When I am using the design protocols (mostly fixbb design), I'm always wondering how much of the sequence space was effectively searched by the Monte Carlo Simulated Annealing method. For example, in a fixbb design at 13 positions, the output log file said there were totaly 15459 rotamers, and I generated 1000 decoys. So there should be 1000 sampling trajectories of random substitutions from the 15459 rotamers, right? In this case, I noticed the resulting sequences were pretty converged. My questions are:
1) How many substitutions were tried? I found one paper (Kuhlman and Baker 2000) giving an estimated number, about 1 million per Monte Carlo run; and another paper (Leaver-Fay et al 2008) mentioning 200*(number of residues)*(rotamers per residue). Is there any reason why "200" is chosen? Is there any other specific number? If there are some in the Rosetta code, where should I look for?
2) Theoretically, the result should be the same no matter what starting sequence I choose. In another word, starting sequence won't bias the sampling trajectory. Is this always true in the real practices?

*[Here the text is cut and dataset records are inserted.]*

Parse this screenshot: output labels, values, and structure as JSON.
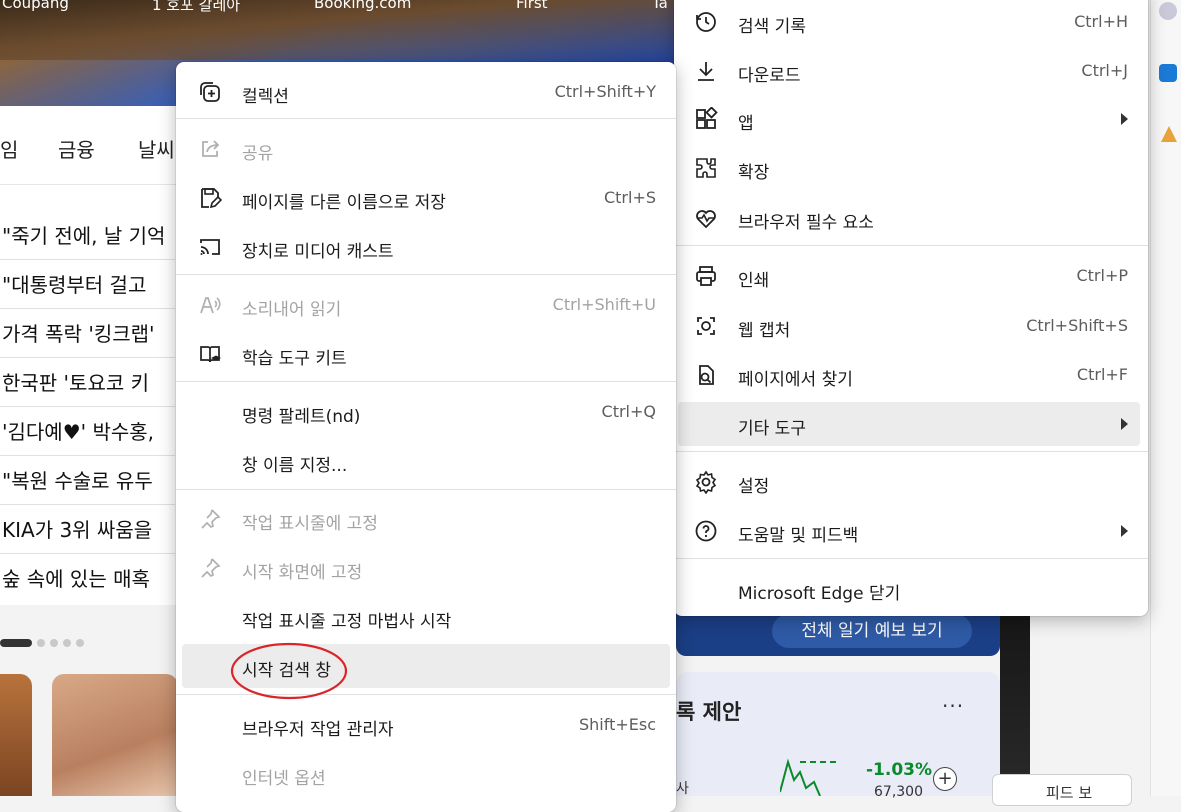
{
  "favorites": [
    "Coupang",
    "1 호포 갈레아",
    "Booking.com",
    "First",
    "Ta"
  ],
  "categories": [
    "임",
    "금융",
    "날씨"
  ],
  "news": [
    "\"죽기 전에, 날 기억",
    "\"대통령부터 걸고",
    "가격 폭락 '킹크랩'",
    "한국판 '토요코 키",
    "'김다예♥' 박수홍,",
    "\"복원 수술로 유두",
    "KIA가 3위 싸움을",
    "숲 속에 있는 매혹"
  ],
  "weather_button": "전체 일기 예보 보기",
  "stock": {
    "title": "록 제안",
    "more": "···",
    "change": "-1.03%",
    "price": "67,300",
    "cut_label": "사",
    "add": "+"
  },
  "feed_button": "피드 보",
  "main_menu": {
    "items": [
      {
        "label": "검색 기록",
        "shortcut": "Ctrl+H",
        "icon": "history-icon"
      },
      {
        "label": "다운로드",
        "shortcut": "Ctrl+J",
        "icon": "download-icon"
      },
      {
        "label": "앱",
        "shortcut": "",
        "icon": "apps-icon"
      },
      {
        "label": "확장",
        "shortcut": "",
        "icon": "extensions-icon"
      },
      {
        "label": "브라우저 필수 요소",
        "shortcut": "",
        "icon": "browser-essentials-icon"
      },
      {
        "label": "인쇄",
        "shortcut": "Ctrl+P",
        "icon": "print-icon"
      },
      {
        "label": "웹 캡처",
        "shortcut": "Ctrl+Shift+S",
        "icon": "web-capture-icon"
      },
      {
        "label": "페이지에서 찾기",
        "shortcut": "Ctrl+F",
        "icon": "find-icon"
      },
      {
        "label": "기타 도구",
        "shortcut": "",
        "icon": ""
      },
      {
        "label": "설정",
        "shortcut": "",
        "icon": "settings-icon"
      },
      {
        "label": "도움말 및 피드백",
        "shortcut": "",
        "icon": "help-icon"
      },
      {
        "label": "Microsoft Edge 닫기",
        "shortcut": "",
        "icon": ""
      }
    ]
  },
  "sub_menu": {
    "items": [
      {
        "label": "컬렉션",
        "shortcut": "Ctrl+Shift+Y",
        "icon": "collections-icon"
      },
      {
        "label": "공유",
        "shortcut": "",
        "icon": "share-icon"
      },
      {
        "label": "페이지를 다른 이름으로 저장",
        "shortcut": "Ctrl+S",
        "icon": "save-as-icon"
      },
      {
        "label": "장치로 미디어 캐스트",
        "shortcut": "",
        "icon": "cast-icon"
      },
      {
        "label": "소리내어 읽기",
        "shortcut": "Ctrl+Shift+U",
        "icon": "read-aloud-icon"
      },
      {
        "label": "학습 도구 키트",
        "shortcut": "",
        "icon": "learning-toolkit-icon"
      },
      {
        "label": "명령 팔레트(nd)",
        "shortcut": "Ctrl+Q",
        "icon": ""
      },
      {
        "label": "창 이름 지정...",
        "shortcut": "",
        "icon": ""
      },
      {
        "label": "작업 표시줄에 고정",
        "shortcut": "",
        "icon": "pin-icon"
      },
      {
        "label": "시작 화면에 고정",
        "shortcut": "",
        "icon": "pin-icon"
      },
      {
        "label": "작업 표시줄 고정 마법사 시작",
        "shortcut": "",
        "icon": ""
      },
      {
        "label": "시작 검색 창",
        "shortcut": "",
        "icon": ""
      },
      {
        "label": "브라우저 작업 관리자",
        "shortcut": "Shift+Esc",
        "icon": ""
      },
      {
        "label": "인터넷 옵션",
        "shortcut": "",
        "icon": ""
      }
    ]
  },
  "highlight_color": "#d8262b"
}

3) I guess it is still possible to happen that the trajectories starting from the same sequence were trapped in one local minimum. In this case, the result still seems converged. How to distinguish that from a real global minimum solution? And how to avoid that? Should I randomize the starting sequences of each trajectory?
4) Are there any algorithms or parameters in the Roseta design protocols that explicitly ensure the Monte Carlo Simulated Annealing algorithm effectively samples enough area in the sequence space?